Article
Someone sent me this article a few day ago. It was published in the Christian Chronicle when I was coaching at ACU.
Klint Pleasant (left) turned down the offer of a lifetime. The 27-year old assistant basketball coach, only a few years removed from his days as a student at Abilene Christian and Lipscomb universities, turned down an offer to join the coaching staff at the University of Arkansas, one of the biggest college basketball programs in the country.
The job could have led to a coaching career in the NCAA’s highest division, complete with arenas of 20,000 screaming fans and appearances on ESPN.
Pleasant’s father, Rochester College head basketball coach Garth Pleasant (left), recalls what his son told him about the decision to bypass the big time.
“Klint told me that the commitment it would take at Arkansas would not be good for his marriage or his faith,” the senior Pleasant says.
Last summer, Klint became head basketball coach at Abilene Christian University and created the first father-son basketball coaching tandem among colleges and universities associated with churches of Christ.
Almost 30 years earlier, Klint’s father began his coaching career in much the same way. Fresh from Lipscomb College, Garth returned to Rochester, Mich., to become head basketball coach for his first alma mater, Michigan Christian College (now Rochester College). At his first game, Bill Fowler, the school’s vice president, sat next to Garth on the bench. That day, Garth’s father gave him a new sport jacket to wear courtside.
That first game started a run of more than 500 wins (the second highest total by a coach in Michigan college basketball history) and a national small college championship in 1989. Along the way, Garth married Pat, his MCC sweetheart, and had three children: Kim, Klint and Johnny. In 1980, he became the pulpit minister for the church in Lake Orion, Mich., a ministry he continues today.
The combination of coaching and preaching meant long hours, but Klint says his father let nothing stand in the way of being with his wife and kids.
“My father was always there. He took me everywhere with him: recruiting, games, scouting and speaking engagements,” Klint says. “He decided a long time ago that he was not going to allow coaching to interfere with his relationship with God, his wife and his children.”
Garth says, “I remember people would say that it’s not the quantity of time you spend with your kids, but the quality of time. I never bought that. I wanted quantity. My family was my first church work.”
Garth’s fatherhood philosophy meant that young Klint spent a lot of time on the court, and it started to rub off.
“I always sat next to my dad on the bench and I was always at practice,” Klint says. “He was the person I looked up to and wanted to be like. Dad played a huge role in my decision to become a coach.”
Garth also played a huge role in the kind of coach Klint would become.
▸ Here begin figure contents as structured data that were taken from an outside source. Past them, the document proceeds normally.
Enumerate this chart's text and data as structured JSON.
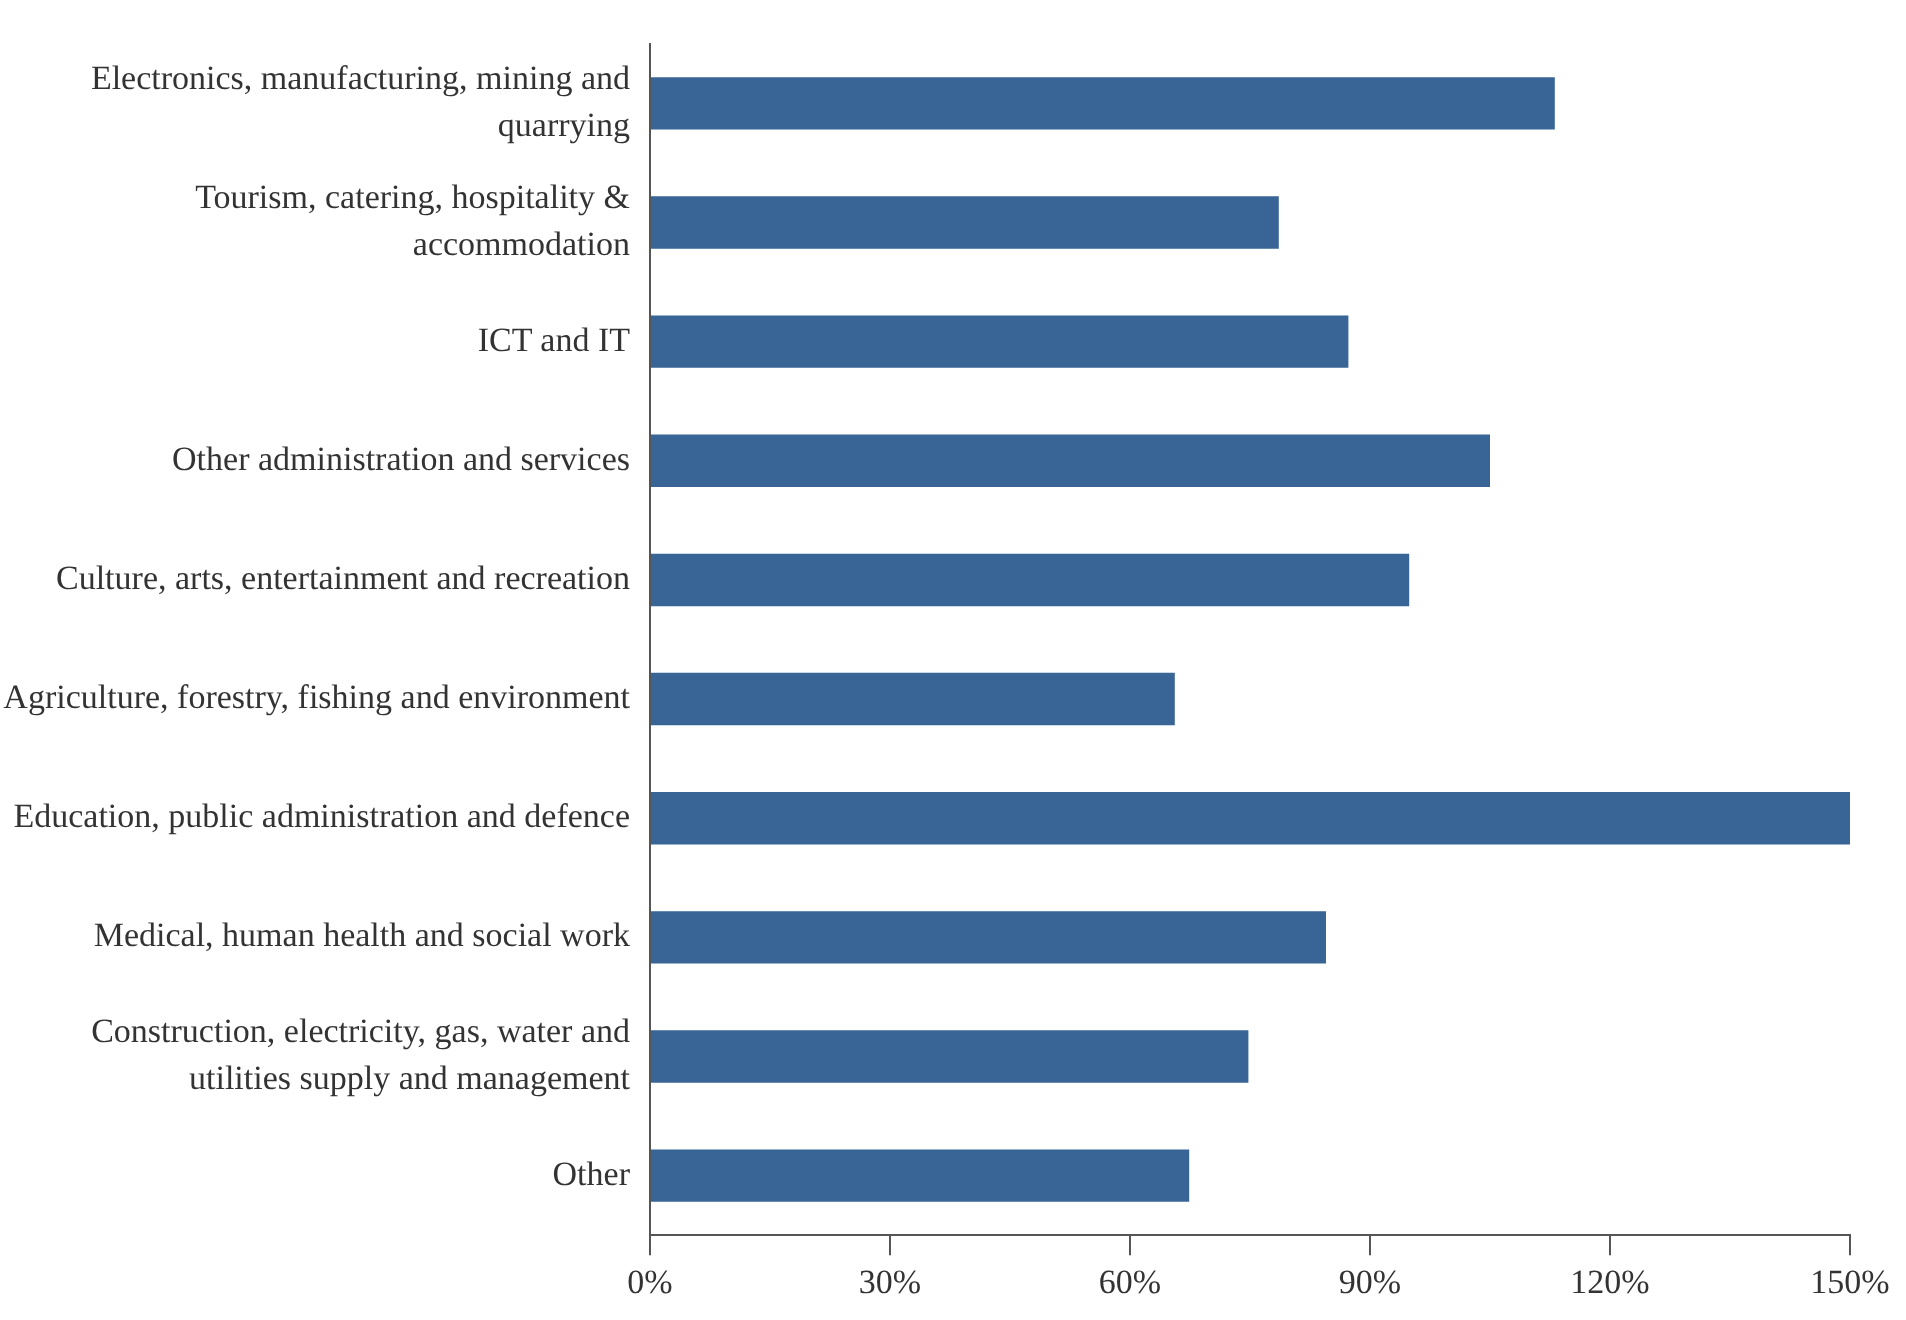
{
  "chart_data": {
    "type": "bar",
    "orientation": "horizontal",
    "categories": [
      "Electronics, manufacturing, mining and quarrying",
      "Tourism, catering, hospitality & accommodation",
      "ICT and IT",
      "Other administration and services",
      "Culture, arts, entertainment and recreation",
      "Agriculture, forestry, fishing and environment",
      "Education, public administration and defence",
      "Medical, human health and social work",
      "Construction, electricity, gas, water and utilities supply and management",
      "Other"
    ],
    "values": [
      113.1,
      78.6,
      87.3,
      105,
      94.9,
      65.6,
      150,
      84.5,
      74.8,
      67.4
    ],
    "color": "#386596",
    "xlim": [
      0,
      150
    ],
    "xticks": [
      {
        "value": 0,
        "label": "0%"
      },
      {
        "value": 30,
        "label": "30%"
      },
      {
        "value": 60,
        "label": "60%"
      },
      {
        "value": 90,
        "label": "90%"
      },
      {
        "value": 120,
        "label": "120%"
      },
      {
        "value": 150,
        "label": "150%"
      }
    ],
    "grid": false,
    "legend": false
  }
}
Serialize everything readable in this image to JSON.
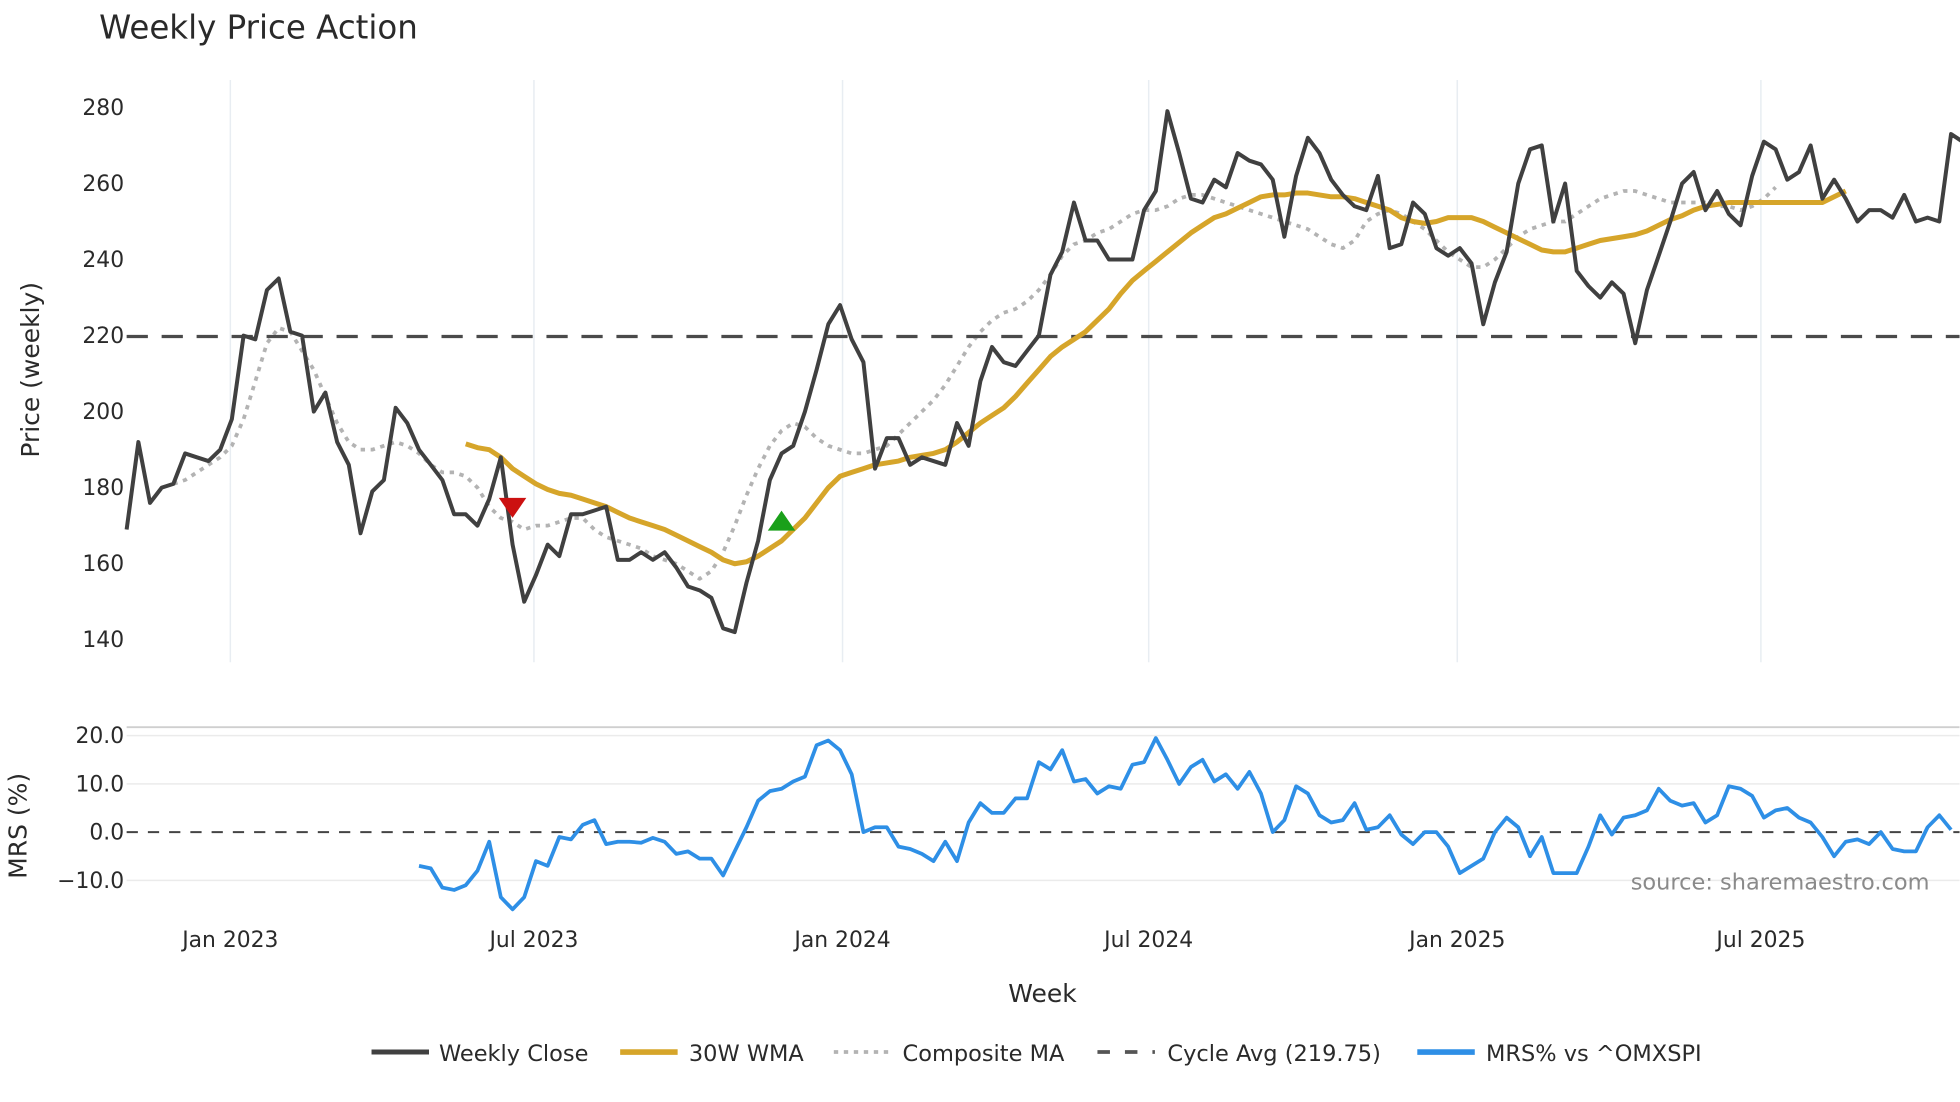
{
  "chart_data": {
    "type": "line",
    "title": "Weekly Price Action",
    "xlabel": "Week",
    "panels": [
      {
        "name": "price",
        "ylabel": "Price (weekly)",
        "ylim": [
          133,
          287
        ],
        "yticks": [
          140,
          160,
          180,
          200,
          220,
          240,
          260,
          280
        ],
        "grid": true
      },
      {
        "name": "mrs",
        "ylabel": "MRS (%)",
        "ylim": [
          -13,
          22
        ],
        "yticks": [
          "20.0",
          "10.0",
          "0.0",
          "−10.0"
        ],
        "ytick_values": [
          20,
          10,
          0,
          -10
        ],
        "grid": true
      }
    ],
    "x_ticks": [
      "Jan 2023",
      "Jul 2023",
      "Jan 2024",
      "Jul 2024",
      "Jan 2025",
      "Jul 2025"
    ],
    "x_tick_pos": [
      184,
      427,
      674,
      919,
      1166,
      1409
    ],
    "x_start": 101,
    "x_step": 9.36,
    "series": [
      {
        "name": "Weekly Close",
        "color": "#404040",
        "style": "solid",
        "start_index": 0,
        "values": [
          169,
          192,
          176,
          180,
          181,
          189,
          188,
          187,
          190,
          198,
          220,
          219,
          232,
          235,
          221,
          220,
          200,
          205,
          192,
          186,
          168,
          179,
          182,
          201,
          197,
          190,
          186,
          182,
          173,
          173,
          170,
          177,
          188,
          165,
          150,
          157,
          165,
          162,
          173,
          173,
          174,
          175,
          161,
          161,
          163,
          161,
          163,
          159,
          154,
          153,
          151,
          143,
          142,
          155,
          166,
          182,
          189,
          191,
          200,
          211,
          223,
          228,
          219,
          213,
          185,
          193,
          193,
          186,
          188,
          187,
          186,
          197,
          191,
          208,
          217,
          213,
          212,
          216,
          220,
          236,
          242,
          255,
          245,
          245,
          240,
          240,
          240,
          253,
          258,
          279,
          268,
          256,
          255,
          261,
          259,
          268,
          266,
          265,
          261,
          246,
          262,
          272,
          268,
          261,
          257,
          254,
          253,
          262,
          243,
          244,
          255,
          252,
          243,
          241,
          243,
          239,
          223,
          234,
          242,
          260,
          269,
          270,
          250,
          260,
          237,
          233,
          230,
          234,
          231,
          218,
          232,
          241,
          250,
          260,
          263,
          253,
          258,
          252,
          249,
          262,
          271,
          269,
          261,
          263,
          270,
          256,
          261,
          256,
          250,
          253,
          253,
          251,
          257,
          250,
          251,
          250,
          273,
          271
        ]
      },
      {
        "name": "30W WMA",
        "color": "#d6a52a",
        "style": "solid",
        "start_index": 29,
        "values": [
          191.5,
          190.5,
          190,
          188,
          185,
          183,
          181,
          179.5,
          178.5,
          178,
          177,
          176,
          175,
          173.5,
          172,
          171,
          170,
          169,
          167.5,
          166,
          164.5,
          163,
          161,
          160,
          160.5,
          162,
          164,
          166,
          169,
          172,
          176,
          180,
          183,
          184,
          185,
          186,
          186.5,
          187,
          188,
          188.5,
          189,
          190,
          192,
          194.5,
          197,
          199,
          201,
          204,
          207.5,
          211,
          214.5,
          217,
          219,
          221,
          224,
          227,
          231,
          234.5,
          237,
          239.5,
          242,
          244.5,
          247,
          249,
          251,
          252,
          253.5,
          255,
          256.5,
          257,
          257,
          257.5,
          257.5,
          257,
          256.5,
          256.5,
          256,
          255,
          254,
          253,
          251,
          250,
          249.5,
          250,
          251,
          251,
          251,
          250,
          248.5,
          247,
          245.5,
          244,
          242.5,
          242,
          242,
          243,
          244,
          245,
          245.5,
          246,
          246.5,
          247.5,
          249,
          250.5,
          251.5,
          253,
          254,
          254.5,
          255,
          255,
          255,
          255,
          255,
          255,
          255,
          255,
          255,
          256.5,
          258
        ]
      },
      {
        "name": "Composite MA",
        "color": "#b3b3b3",
        "style": "dotted",
        "start_index": 4,
        "values": [
          181,
          182,
          184,
          186,
          188,
          191,
          198,
          208,
          218,
          222,
          221,
          216,
          211,
          204,
          197,
          192,
          190,
          190,
          191,
          192,
          191,
          189,
          186,
          184,
          184,
          183,
          180,
          175,
          172,
          171,
          169,
          170,
          170,
          171,
          172,
          172,
          169,
          167,
          166,
          165,
          164,
          162,
          161,
          160,
          158,
          156,
          158,
          163,
          170,
          178,
          185,
          191,
          195,
          197,
          196,
          193,
          191,
          190,
          189,
          189,
          190,
          191,
          194,
          197,
          200,
          203,
          207,
          212,
          217,
          221,
          224,
          226,
          227,
          229,
          232,
          236,
          241,
          244,
          245,
          247,
          248,
          250,
          252,
          253,
          253,
          254,
          256,
          257,
          257,
          256,
          255,
          254,
          253,
          252,
          251,
          250,
          249,
          248,
          246,
          244,
          243,
          245,
          250,
          252,
          253,
          252,
          250,
          248,
          245,
          242,
          240,
          238,
          238,
          240,
          243,
          246,
          248,
          249,
          250,
          250,
          252,
          254,
          256,
          257,
          258,
          258,
          257,
          256,
          255,
          255,
          255,
          255,
          254,
          254,
          253,
          254,
          256,
          259
        ]
      },
      {
        "name": "Cycle Avg (219.75)",
        "color": "#4a4a4a",
        "style": "dashed",
        "constant": 219.75
      },
      {
        "name": "MRS% vs ^OMXSPI",
        "color": "#2e8fe6",
        "style": "solid",
        "panel": "mrs",
        "start_index": 25,
        "values": [
          -7,
          -7.5,
          -11.5,
          -12,
          -11,
          -8,
          -2,
          -13.5,
          -16,
          -13.5,
          -6,
          -7,
          -1,
          -1.5,
          1.5,
          2.5,
          -2.5,
          -2,
          -2,
          -2.2,
          -1.2,
          -2,
          -4.5,
          -4,
          -5.5,
          -5.5,
          -9,
          -4,
          1,
          6.5,
          8.5,
          9,
          10.5,
          11.5,
          18,
          19,
          17,
          12,
          0,
          1,
          1,
          -3,
          -3.5,
          -4.5,
          -6,
          -2,
          -6,
          2,
          6,
          4,
          4,
          7,
          7,
          14.5,
          13,
          17,
          10.5,
          11,
          8,
          9.5,
          9,
          14,
          14.5,
          19.5,
          15,
          10,
          13.5,
          15,
          10.5,
          12,
          9,
          12.5,
          8,
          0,
          2.5,
          9.5,
          8,
          3.5,
          2,
          2.5,
          6,
          0.5,
          1,
          3.5,
          -0.5,
          -2.5,
          0,
          0,
          -3,
          -8.5,
          -7,
          -5.5,
          0,
          3,
          1,
          -5,
          -1,
          -8.5,
          -8.5,
          -8.5,
          -3,
          3.5,
          -0.5,
          3,
          3.5,
          4.5,
          9,
          6.5,
          5.5,
          6,
          2,
          3.5,
          9.5,
          9,
          7.5,
          3,
          4.5,
          5,
          3,
          2,
          -1,
          -5,
          -2,
          -1.5,
          -2.5,
          0,
          -3.5,
          -4,
          -4,
          1,
          3.5,
          0.5
        ]
      }
    ],
    "markers": [
      {
        "type": "sell",
        "shape": "triangle-down",
        "color": "#cc1111",
        "index": 33,
        "value": 175
      },
      {
        "type": "buy",
        "shape": "triangle-up",
        "color": "#1aa01a",
        "index": 56,
        "value": 171
      }
    ],
    "legend": {
      "position": "bottom",
      "items": [
        "Weekly Close",
        "30W WMA",
        "Composite MA",
        "Cycle Avg (219.75)",
        "MRS% vs ^OMXSPI"
      ]
    },
    "annotation": "source: sharemaestro.com"
  }
}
“A lot was made when we won our 500th game, but basketball, to me, is not about victories and championships. It’s about seeing kids change their lives,” Garth said. “I look back at all of those players and know that I had a role in making them better people.”
That philosophy echoes in Klint’s ambition for his work at ACU. “I hope that in 30 years I can look back at my players and say with confidence that I played a role in helping them to become better people in all aspects of life,” Klint says.
As Klint’s career began to take off and he moved from jobs in the NAIA to NCAA Division II and finally to Division I at Kent State, he still sought his father’s advice.
“We talk about every other day,” Klint says. “We rarely talk X’s and O’s, but we talk about philosophy a lot, how to deal with players, how to motivate. He’s always the first person I call when I need advice.”
Garth said he’s given his son two main pieces of advice. The first: “Who you work for is the most important thing. It’s more important than money.” Second: “When you make a decision, don’t turn around. Don’t look back.”
Klint took Garth’s advice and followed his dad’s example when he walked away from Arkansas to accept his “dream job” at ACU. “ACU is where my relationship with God became the most important thing to me,” says Klint. “I feel the same about ACU as my father feels about Rochester College.”
Taking over Abilene’s men’s basketball program would be no game of H-O-R-S-E, however. The Wildcats only won a few games in the three seasons previous to Klint’s arrival. Garth recalls that someone privately told him that Klint would be lucky to grasp a handful of victories in his first season.
Coach Klint Pleasant exceeded all expectations, however, and led his new team to 13 wins during his first season. Unfortunately, sharing a career with his son meant Garth couldn’t make it to Klint’s first game as a head coach.
“My wife flew down to watch his first game,” Garth says. “I was scouting at Wayne State (University in Detroit) that night and I kept calling on the cell phone every 10 or 15 minutes to find out what was happening.”
Bill Fowler, now head of ACU’s accounting department, sat on the bench next to Klint that day. Before the game, the young coach received a letter of blessing and a package from his father.
Inside — a new sport jacket to wear courtside.